Un jour, j'ai reçu dans ma boite mail un appel d'offre pour une résidence d'artiste accompagnée
de quelques workshops, deux mois tous frais (grassement) payés à Barcelone, dans le cadre
du projet européen Animaliter, initié par la ville de Strasbourg.

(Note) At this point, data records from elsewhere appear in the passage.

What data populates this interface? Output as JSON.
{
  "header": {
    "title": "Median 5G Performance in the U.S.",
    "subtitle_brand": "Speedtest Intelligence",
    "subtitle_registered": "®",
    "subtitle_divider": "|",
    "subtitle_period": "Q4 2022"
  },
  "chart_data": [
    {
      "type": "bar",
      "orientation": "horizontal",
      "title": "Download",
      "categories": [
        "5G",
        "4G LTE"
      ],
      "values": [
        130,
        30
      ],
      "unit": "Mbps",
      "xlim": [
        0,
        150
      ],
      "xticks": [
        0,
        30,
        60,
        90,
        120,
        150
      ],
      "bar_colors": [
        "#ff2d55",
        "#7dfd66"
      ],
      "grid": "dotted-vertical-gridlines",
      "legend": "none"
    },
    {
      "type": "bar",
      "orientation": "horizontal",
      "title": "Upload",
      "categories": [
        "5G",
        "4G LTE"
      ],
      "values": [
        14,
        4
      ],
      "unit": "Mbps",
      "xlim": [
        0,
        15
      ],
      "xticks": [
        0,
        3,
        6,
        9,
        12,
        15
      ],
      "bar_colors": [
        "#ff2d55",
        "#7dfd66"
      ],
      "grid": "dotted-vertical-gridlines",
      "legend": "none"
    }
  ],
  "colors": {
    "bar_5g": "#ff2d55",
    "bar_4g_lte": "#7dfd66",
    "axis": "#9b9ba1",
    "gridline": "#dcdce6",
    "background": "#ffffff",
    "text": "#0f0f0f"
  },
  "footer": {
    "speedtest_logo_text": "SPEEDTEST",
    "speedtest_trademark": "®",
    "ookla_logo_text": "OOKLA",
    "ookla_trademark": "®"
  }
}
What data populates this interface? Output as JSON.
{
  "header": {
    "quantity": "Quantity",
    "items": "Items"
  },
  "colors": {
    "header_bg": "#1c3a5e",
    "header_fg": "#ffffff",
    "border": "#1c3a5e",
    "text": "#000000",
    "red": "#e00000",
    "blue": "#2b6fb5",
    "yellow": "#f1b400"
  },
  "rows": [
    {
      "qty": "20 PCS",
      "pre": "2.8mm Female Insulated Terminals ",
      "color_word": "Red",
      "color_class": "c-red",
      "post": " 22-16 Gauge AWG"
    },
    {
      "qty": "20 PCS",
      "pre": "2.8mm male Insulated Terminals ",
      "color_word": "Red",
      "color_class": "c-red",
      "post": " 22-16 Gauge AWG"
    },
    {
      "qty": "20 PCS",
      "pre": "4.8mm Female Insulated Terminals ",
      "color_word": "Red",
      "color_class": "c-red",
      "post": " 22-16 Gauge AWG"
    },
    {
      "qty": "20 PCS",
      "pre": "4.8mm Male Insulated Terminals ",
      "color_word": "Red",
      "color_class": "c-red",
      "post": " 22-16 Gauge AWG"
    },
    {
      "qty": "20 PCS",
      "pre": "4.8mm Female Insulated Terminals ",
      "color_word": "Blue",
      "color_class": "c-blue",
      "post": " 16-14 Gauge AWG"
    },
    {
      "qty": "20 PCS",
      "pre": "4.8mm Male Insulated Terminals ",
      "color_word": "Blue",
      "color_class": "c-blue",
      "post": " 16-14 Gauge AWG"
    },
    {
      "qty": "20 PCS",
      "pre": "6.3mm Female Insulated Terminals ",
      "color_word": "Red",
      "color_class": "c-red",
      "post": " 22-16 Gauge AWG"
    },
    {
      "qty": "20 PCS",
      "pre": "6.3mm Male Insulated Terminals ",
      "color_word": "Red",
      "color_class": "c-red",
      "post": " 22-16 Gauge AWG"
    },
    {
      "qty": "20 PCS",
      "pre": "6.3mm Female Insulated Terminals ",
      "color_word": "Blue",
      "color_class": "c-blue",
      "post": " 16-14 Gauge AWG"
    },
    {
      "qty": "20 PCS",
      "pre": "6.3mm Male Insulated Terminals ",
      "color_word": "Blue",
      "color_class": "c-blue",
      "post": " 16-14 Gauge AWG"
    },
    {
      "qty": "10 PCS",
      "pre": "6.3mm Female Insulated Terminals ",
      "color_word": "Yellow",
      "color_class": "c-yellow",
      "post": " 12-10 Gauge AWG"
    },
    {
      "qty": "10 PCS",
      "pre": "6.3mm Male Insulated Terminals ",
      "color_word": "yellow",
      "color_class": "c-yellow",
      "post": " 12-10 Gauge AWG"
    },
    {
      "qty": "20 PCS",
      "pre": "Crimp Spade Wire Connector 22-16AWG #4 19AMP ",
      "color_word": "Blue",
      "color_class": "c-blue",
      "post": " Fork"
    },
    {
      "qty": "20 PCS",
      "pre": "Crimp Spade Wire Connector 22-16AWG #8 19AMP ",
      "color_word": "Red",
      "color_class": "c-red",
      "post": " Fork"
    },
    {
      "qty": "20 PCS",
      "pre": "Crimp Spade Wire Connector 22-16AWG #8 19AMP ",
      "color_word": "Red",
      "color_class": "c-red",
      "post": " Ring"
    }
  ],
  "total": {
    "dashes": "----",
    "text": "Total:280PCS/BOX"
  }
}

L'expo Animaliter était pleine de livres et de gravures et de dessins plus ou moins vieux sur le
thème des animaux qui parlent, elle était commissariée par Guillaume Dégé, un de mes professeurs
aux Arts Décos. Je me souviens avoir noté quelques noms d'artistes en vrac, sans vraiment
pouvoir me rappeler maintenant à quoi ils étaient associés - plutôt stupide, comme habitude.
Des graveurs, des travaux très délicats, il me semble, d'autres choses plus médiévales aussi.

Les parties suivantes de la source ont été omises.